The NFL Pro Bowl represents the last chance for fans of teams not playing in the Super Bowl to see their favorite players before the season comes to a close on Sunday night during Super Bowl 60.
The Pro Bowl is just a meaningless event that doesn’t have any stakes attached to it, right? Wrong.
Why the 2026 Pro Bowl’s $96,000 Prize Still Matters to Players?
The Pro Bowl has changed over the years. Once upon a time, it was just like any other game. Full pads. Full contact. The game has changed for a variety of reasons. With injuries taking their toll over a 17-game season, it is difficult to motivate players to play another full-contact game after a grueling regular season.
While the format has changed, the stakes remain. Before Super Bowl 31, Mike Holmgren had his team enter the meeting room with a table covered with a surprise beneath it. Holmgren had taken the dollar amount of that year’s bonus for winning the Super Bowl and told his team that was what they were playing for.
Holmgren would later joke who didn’t like having a little extra money to spend? It’s true. Who doesn’t?

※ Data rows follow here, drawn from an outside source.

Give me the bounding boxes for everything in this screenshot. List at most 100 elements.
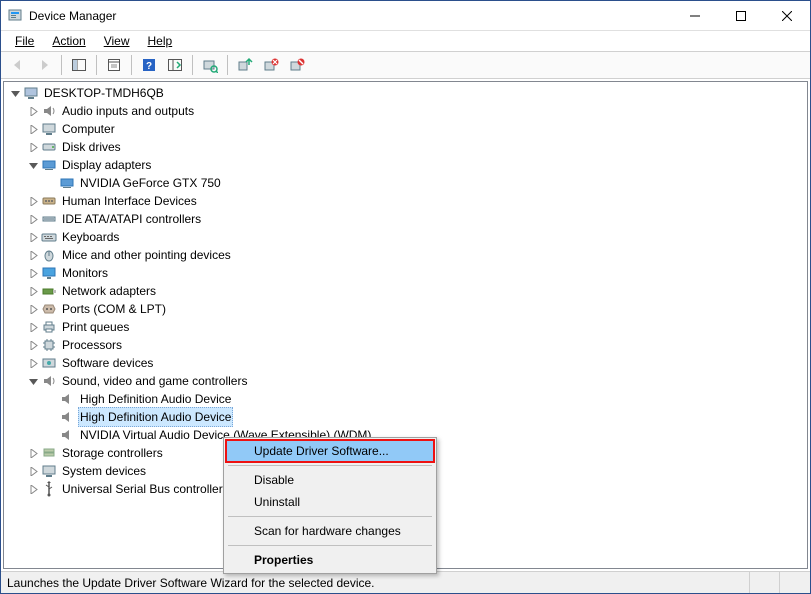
menu-properties[interactable]: Properties [226,549,434,571]
node-label: NVIDIA GeForce GTX 750 [78,174,223,192]
expand-toggle[interactable] [26,248,40,262]
expand-toggle[interactable] [26,122,40,136]
monitor-icon [41,265,57,281]
node-label: Disk drives [60,138,123,156]
toolbar-disable-button[interactable] [285,53,309,77]
menu-action[interactable]: Action [44,33,93,49]
expand-toggle[interactable] [26,464,40,478]
menu-scan-hardware[interactable]: Scan for hardware changes [226,520,434,542]
toolbar-update-driver-button[interactable] [233,53,257,77]
tree-node-hid[interactable]: Human Interface Devices [4,192,807,210]
tree-node-ports[interactable]: Ports (COM & LPT) [4,300,807,318]
system-icon [41,463,57,479]
tree-node-processors[interactable]: Processors [4,336,807,354]
expand-toggle[interactable] [26,140,40,154]
toolbar-show-hide-tree-button[interactable] [67,53,91,77]
computer-icon [23,85,39,101]
expand-toggle[interactable] [26,320,40,334]
menu-item-label: Scan for hardware changes [254,524,401,538]
expand-toggle[interactable] [26,284,40,298]
tree-node-computer[interactable]: Computer [4,120,807,138]
toolbar-properties-button[interactable] [102,53,126,77]
speaker-icon [41,373,57,389]
expand-toggle[interactable] [26,374,40,388]
mouse-icon [41,247,57,263]
menu-view[interactable]: View [96,33,138,49]
menu-item-label: Update Driver Software... [254,444,389,458]
display-adapter-icon [59,175,75,191]
tree-node-audio-io[interactable]: Audio inputs and outputs [4,102,807,120]
expand-toggle[interactable] [8,86,22,100]
toolbar-back-button[interactable] [6,53,30,77]
expand-toggle[interactable] [26,338,40,352]
storage-icon [41,445,57,461]
menubar: File Action View Help [1,31,810,51]
menu-item-label: Uninstall [254,495,300,509]
keyboard-icon [41,229,57,245]
menu-separator [228,465,432,466]
expand-toggle[interactable] [26,356,40,370]
computer-icon [41,121,57,137]
toolbar-help-button[interactable]: ? [137,53,161,77]
device-manager-window: Device Manager File Action View Help [0,0,811,594]
minimize-button[interactable] [672,1,718,31]
tree-node-keyboards[interactable]: Keyboards [4,228,807,246]
speaker-icon [59,391,75,407]
expand-toggle[interactable] [26,230,40,244]
expand-toggle[interactable] [26,302,40,316]
tree-node-sound[interactable]: Sound, video and game controllers [4,372,807,390]
tree-node-software[interactable]: Software devices [4,354,807,372]
expand-toggle[interactable] [26,446,40,460]
hid-icon [41,193,57,209]
menu-update-driver[interactable]: Update Driver Software... [226,440,434,462]
tree-node-hda2-selected[interactable]: High Definition Audio Device [4,408,807,426]
toolbar-uninstall-button[interactable] [259,53,283,77]
expand-toggle[interactable] [26,158,40,172]
toolbar-separator [131,55,132,75]
node-label: Software devices [60,354,155,372]
tree-node-disk[interactable]: Disk drives [4,138,807,156]
tree-node-root[interactable]: DESKTOP-TMDH6QB [4,84,807,102]
tree-node-network[interactable]: Network adapters [4,282,807,300]
software-icon [41,355,57,371]
node-label: Network adapters [60,282,158,300]
speaker-icon [41,103,57,119]
menu-separator [228,545,432,546]
menu-file[interactable]: File [7,33,42,49]
toolbar-forward-button[interactable] [32,53,56,77]
node-label: Print queues [60,318,131,336]
node-label: Monitors [60,264,110,282]
menu-help[interactable]: Help [140,33,181,49]
node-label: IDE ATA/ATAPI controllers [60,210,203,228]
node-label: Computer [60,120,117,138]
maximize-button[interactable] [718,1,764,31]
tree-node-monitors[interactable]: Monitors [4,264,807,282]
node-label: Mice and other pointing devices [60,246,233,264]
context-menu: Update Driver Software... Disable Uninst… [223,437,437,574]
tree-node-mice[interactable]: Mice and other pointing devices [4,246,807,264]
node-label: Ports (COM & LPT) [60,300,168,318]
expand-toggle[interactable] [26,194,40,208]
tree-node-printq[interactable]: Print queues [4,318,807,336]
menu-uninstall[interactable]: Uninstall [226,491,434,513]
expand-toggle[interactable] [26,212,40,226]
toolbar-separator [96,55,97,75]
expand-toggle[interactable] [26,266,40,280]
expand-toggle[interactable] [26,104,40,118]
menu-disable[interactable]: Disable [226,469,434,491]
device-tree: DESKTOP-TMDH6QB Audio inputs and outputs… [4,84,807,498]
tree-node-hda1[interactable]: High Definition Audio Device [4,390,807,408]
tree-node-display[interactable]: Display adapters [4,156,807,174]
speaker-icon [59,427,75,443]
cpu-icon [41,337,57,353]
toolbar-action-button[interactable] [163,53,187,77]
tree-node-ide[interactable]: IDE ATA/ATAPI controllers [4,210,807,228]
node-label: DESKTOP-TMDH6QB [42,84,166,102]
close-button[interactable] [764,1,810,31]
tree-node-gpu[interactable]: NVIDIA GeForce GTX 750 [4,174,807,192]
menu-item-label: Properties [254,553,313,567]
toolbar-scan-hardware-button[interactable] [198,53,222,77]
expand-toggle[interactable] [26,482,40,496]
node-label: Universal Serial Bus controllers [60,480,231,498]
window-title: Device Manager [29,9,116,23]
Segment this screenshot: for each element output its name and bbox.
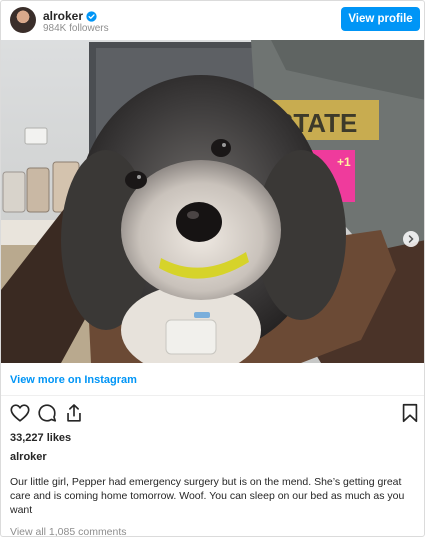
view-profile-button[interactable]: View profile — [341, 7, 420, 31]
dog-photo-image: STATE +1 — [1, 40, 424, 363]
next-photo-button[interactable] — [403, 231, 419, 247]
comment-icon[interactable] — [36, 402, 58, 424]
username[interactable]: alroker — [43, 9, 83, 23]
verified-badge-icon — [86, 10, 97, 22]
chevron-right-icon — [408, 235, 414, 243]
instagram-embed-card: alroker 984K followers View profile STAT… — [0, 0, 425, 537]
post-header: alroker 984K followers View profile — [1, 1, 424, 40]
view-all-comments-link[interactable]: View all 1,085 comments — [10, 526, 127, 536]
action-bar — [1, 402, 424, 426]
post-photo[interactable]: STATE +1 — [1, 40, 424, 363]
username-row[interactable]: alroker — [43, 9, 97, 23]
follower-count: 984K followers — [43, 23, 109, 34]
bookmark-icon[interactable] — [399, 402, 421, 424]
view-more-on-instagram-link[interactable]: View more on Instagram — [10, 374, 137, 386]
share-icon[interactable] — [63, 402, 85, 424]
caption-author[interactable]: alroker — [10, 451, 47, 463]
divider — [1, 395, 424, 396]
avatar[interactable] — [10, 7, 36, 33]
like-count[interactable]: 33,227 likes — [10, 432, 71, 444]
shirt-print-badge: +1 — [337, 155, 351, 169]
heart-icon[interactable] — [9, 402, 31, 424]
post-caption: Our little girl, Pepper had emergency su… — [10, 476, 405, 516]
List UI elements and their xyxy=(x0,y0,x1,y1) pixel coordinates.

Spending money is what is at stake during the meeting of the AFC and NFC Pro Bowl teams. Pro Bowl payments increase each year of the Collective Bargaining Agreement. The idea was that the league would provide players with a stronger reason to participate in the games, even if they are no longer as important as they used to be.
Last year’s Pro Bowl awarded the winning players $92,000, while the losing players received $46,000.
This season, prices are going up. The winners of this year’s Pro Bowl are set to receive $96,000, while the losers will still receive $48,000. Those totals are set to increase each year until the end of the CBA, when winners will receive $116,000, and losers will receive $58,000.
Not a bad prize, right?
For some players, that money could be more significant than for others. Jalen Hurts, for example, signed a lucrative contract extension worth $255 million in total money in April of 2023. That money is not as important to him as it would be to say Cleveland Browns quarterback Shedeur Sanders.
Sanders is playing in the Pro Bowl as an alternate. He was a fifth-round pick and thus made just $1.16 million this season, which will be his salary for the duration of his rookie contract. Sanders is just one example of players playing on their first contracts who have not been able to hit the open market yet.
In the grand scheme of things, we are talking about champagne problems. All of these men playing in the Pro Bowl are incredibly wealthy relative to the rest of society. Tonight, that’s what will be at stake. A little spending money.